I don't think you have enough information to answer this question. You are selecting or choosing 4 cards - 1 from each suit - at 2 different times. When the problem talks about "the selected card" it is not clear which card is being referred to and which cards it is being matched to. Sorry. Check to see if you have copied the problem correctly.
If the problem is actually saying that if your second card in a suit matches the first card in that suit for one suit, you win all the money you staked; if you match in 2 suits, you get 2x the money you staked, etc., then you could answer the question.

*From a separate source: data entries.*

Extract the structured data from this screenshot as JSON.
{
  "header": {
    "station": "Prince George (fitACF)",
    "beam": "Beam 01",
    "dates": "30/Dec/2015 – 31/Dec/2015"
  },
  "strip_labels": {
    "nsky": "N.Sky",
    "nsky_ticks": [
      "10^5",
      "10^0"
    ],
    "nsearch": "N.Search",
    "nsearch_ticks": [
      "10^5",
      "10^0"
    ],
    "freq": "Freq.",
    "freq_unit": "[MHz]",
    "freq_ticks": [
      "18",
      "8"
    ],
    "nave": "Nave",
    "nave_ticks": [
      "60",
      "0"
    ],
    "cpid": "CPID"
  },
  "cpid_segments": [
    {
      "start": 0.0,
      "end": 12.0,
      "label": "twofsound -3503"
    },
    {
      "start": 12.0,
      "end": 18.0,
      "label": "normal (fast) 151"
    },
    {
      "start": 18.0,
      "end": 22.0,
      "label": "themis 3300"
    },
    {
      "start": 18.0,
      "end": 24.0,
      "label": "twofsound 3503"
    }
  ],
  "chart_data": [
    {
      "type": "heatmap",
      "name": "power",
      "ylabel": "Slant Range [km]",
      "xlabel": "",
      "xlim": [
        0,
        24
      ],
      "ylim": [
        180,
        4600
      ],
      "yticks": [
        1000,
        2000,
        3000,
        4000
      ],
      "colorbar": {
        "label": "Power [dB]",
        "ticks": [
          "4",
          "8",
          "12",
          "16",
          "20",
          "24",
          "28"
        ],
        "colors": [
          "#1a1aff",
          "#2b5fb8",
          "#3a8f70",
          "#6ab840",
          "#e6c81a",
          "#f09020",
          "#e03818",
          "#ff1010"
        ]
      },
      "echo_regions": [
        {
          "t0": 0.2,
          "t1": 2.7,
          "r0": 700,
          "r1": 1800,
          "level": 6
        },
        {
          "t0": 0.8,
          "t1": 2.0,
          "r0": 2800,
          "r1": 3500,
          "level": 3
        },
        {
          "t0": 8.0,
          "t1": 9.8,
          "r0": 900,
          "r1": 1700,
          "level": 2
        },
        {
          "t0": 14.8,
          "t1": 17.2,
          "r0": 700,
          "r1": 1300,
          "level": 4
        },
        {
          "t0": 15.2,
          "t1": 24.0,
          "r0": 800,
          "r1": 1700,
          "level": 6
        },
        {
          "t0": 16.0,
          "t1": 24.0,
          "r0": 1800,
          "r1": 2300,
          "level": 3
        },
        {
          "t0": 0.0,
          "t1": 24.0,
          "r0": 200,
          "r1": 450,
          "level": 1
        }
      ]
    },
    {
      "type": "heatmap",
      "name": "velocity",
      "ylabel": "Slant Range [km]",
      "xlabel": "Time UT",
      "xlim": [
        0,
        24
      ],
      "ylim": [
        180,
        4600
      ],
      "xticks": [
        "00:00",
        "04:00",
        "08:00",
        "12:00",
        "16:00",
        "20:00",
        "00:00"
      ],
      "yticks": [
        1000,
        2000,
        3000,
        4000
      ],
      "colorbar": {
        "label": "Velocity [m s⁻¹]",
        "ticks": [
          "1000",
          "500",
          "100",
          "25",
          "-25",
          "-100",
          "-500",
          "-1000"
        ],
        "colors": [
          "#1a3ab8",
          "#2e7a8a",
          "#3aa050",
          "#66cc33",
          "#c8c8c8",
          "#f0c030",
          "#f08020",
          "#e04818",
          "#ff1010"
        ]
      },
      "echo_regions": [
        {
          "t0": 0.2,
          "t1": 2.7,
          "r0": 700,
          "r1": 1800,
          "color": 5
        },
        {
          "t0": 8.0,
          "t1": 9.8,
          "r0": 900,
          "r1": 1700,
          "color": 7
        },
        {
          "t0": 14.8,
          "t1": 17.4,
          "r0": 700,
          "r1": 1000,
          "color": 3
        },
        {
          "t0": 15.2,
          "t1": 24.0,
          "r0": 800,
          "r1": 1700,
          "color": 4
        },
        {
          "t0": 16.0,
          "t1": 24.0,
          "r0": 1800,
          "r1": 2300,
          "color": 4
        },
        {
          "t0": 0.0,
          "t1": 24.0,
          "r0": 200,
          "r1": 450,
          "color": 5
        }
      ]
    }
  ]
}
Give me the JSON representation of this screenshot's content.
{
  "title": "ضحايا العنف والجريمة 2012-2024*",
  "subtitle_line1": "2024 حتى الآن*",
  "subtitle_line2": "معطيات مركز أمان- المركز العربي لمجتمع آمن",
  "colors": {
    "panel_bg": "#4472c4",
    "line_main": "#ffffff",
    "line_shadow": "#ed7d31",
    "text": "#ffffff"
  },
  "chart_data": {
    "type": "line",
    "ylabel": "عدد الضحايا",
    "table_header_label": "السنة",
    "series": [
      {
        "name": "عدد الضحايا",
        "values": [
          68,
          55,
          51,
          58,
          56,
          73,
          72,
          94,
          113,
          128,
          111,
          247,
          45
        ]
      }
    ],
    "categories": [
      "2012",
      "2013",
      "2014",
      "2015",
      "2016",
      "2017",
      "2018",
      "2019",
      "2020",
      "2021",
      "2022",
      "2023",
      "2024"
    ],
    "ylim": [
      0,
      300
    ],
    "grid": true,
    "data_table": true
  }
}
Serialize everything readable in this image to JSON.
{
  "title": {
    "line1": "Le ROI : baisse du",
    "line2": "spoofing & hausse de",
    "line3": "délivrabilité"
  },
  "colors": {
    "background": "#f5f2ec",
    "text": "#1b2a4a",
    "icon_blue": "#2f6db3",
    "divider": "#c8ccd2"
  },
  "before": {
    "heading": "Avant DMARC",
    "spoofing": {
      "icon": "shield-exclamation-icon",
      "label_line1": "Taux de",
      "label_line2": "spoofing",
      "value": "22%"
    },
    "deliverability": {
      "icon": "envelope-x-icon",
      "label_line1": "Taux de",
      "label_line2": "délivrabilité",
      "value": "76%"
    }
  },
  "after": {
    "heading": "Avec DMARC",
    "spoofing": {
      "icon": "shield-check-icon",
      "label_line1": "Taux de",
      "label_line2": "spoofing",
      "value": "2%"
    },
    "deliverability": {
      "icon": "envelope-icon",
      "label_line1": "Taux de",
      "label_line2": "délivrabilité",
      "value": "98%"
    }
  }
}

Let s = the total money staked (s/4 is the money staked on each suit).
Let X = the number of matches you get when you select the cards the second time
Let S = the amount of money win.
The probability that you match in any one suit is 1/13. The probability that you do not match any one suit is 12/13.
The probability that you match all 4 suits is (1/13)^4. There is only 1 way this occurs. 0.000035
The probability that you do not match any of the 4 suits is (12/13)^4. There is only 1 way this occurs. 0.7260
The probability that you match 1 suit and do not match any of the other 3 is [(1/13) (12/13) (12/13) (12/13)]. There are 4 ways this occurs, so the total probability of matching only 1 suit is 4[(1/13) (12/13)^3]. 0.2420
The probability that you match 2 out of the 4 suits is [(1/13) (1/13) (12/13) (12/13)]. There are 6 ways this can occur, so the total probability of matching 2 suits is 6[(1/13)^2 * (12/13)^2]. 0.0302
The probability that you match 3 out of the 4 suits is [(1/13)^3 * (12/13)]. There are 4 ways this can occur, so the total probability of matching 3 out of 4 suits is 4[(1/13)^3 * (12/13)]. 0.000420
The only possible values the number of matching suits is 0, 1, 2, 3, or 4, This corresponding amounts won are 0, s, 2s, 3s, or 4s. Combining the probabilities with the possible amounts won, we get the following probability model:
S | 0 s 2s 3s 4s
P(S) | 0.7260 0.2420 0.0302 0.000420 0.000035
Note: the probabilities do not add up to exactly 1 because of rounding errors.
The expected amount the gambler will get is the sum of S times P(S) for all 5 possibilities:
0(.7260) + s(0.2420) + 2s(0.0302) + 3s(0.00042) + 4s(0.000035) = 0.3042s
On average, if the gambler plays the game many, many times, he will win back 0.3042 times his original stake each time he plays.
Let me know if you have any questions.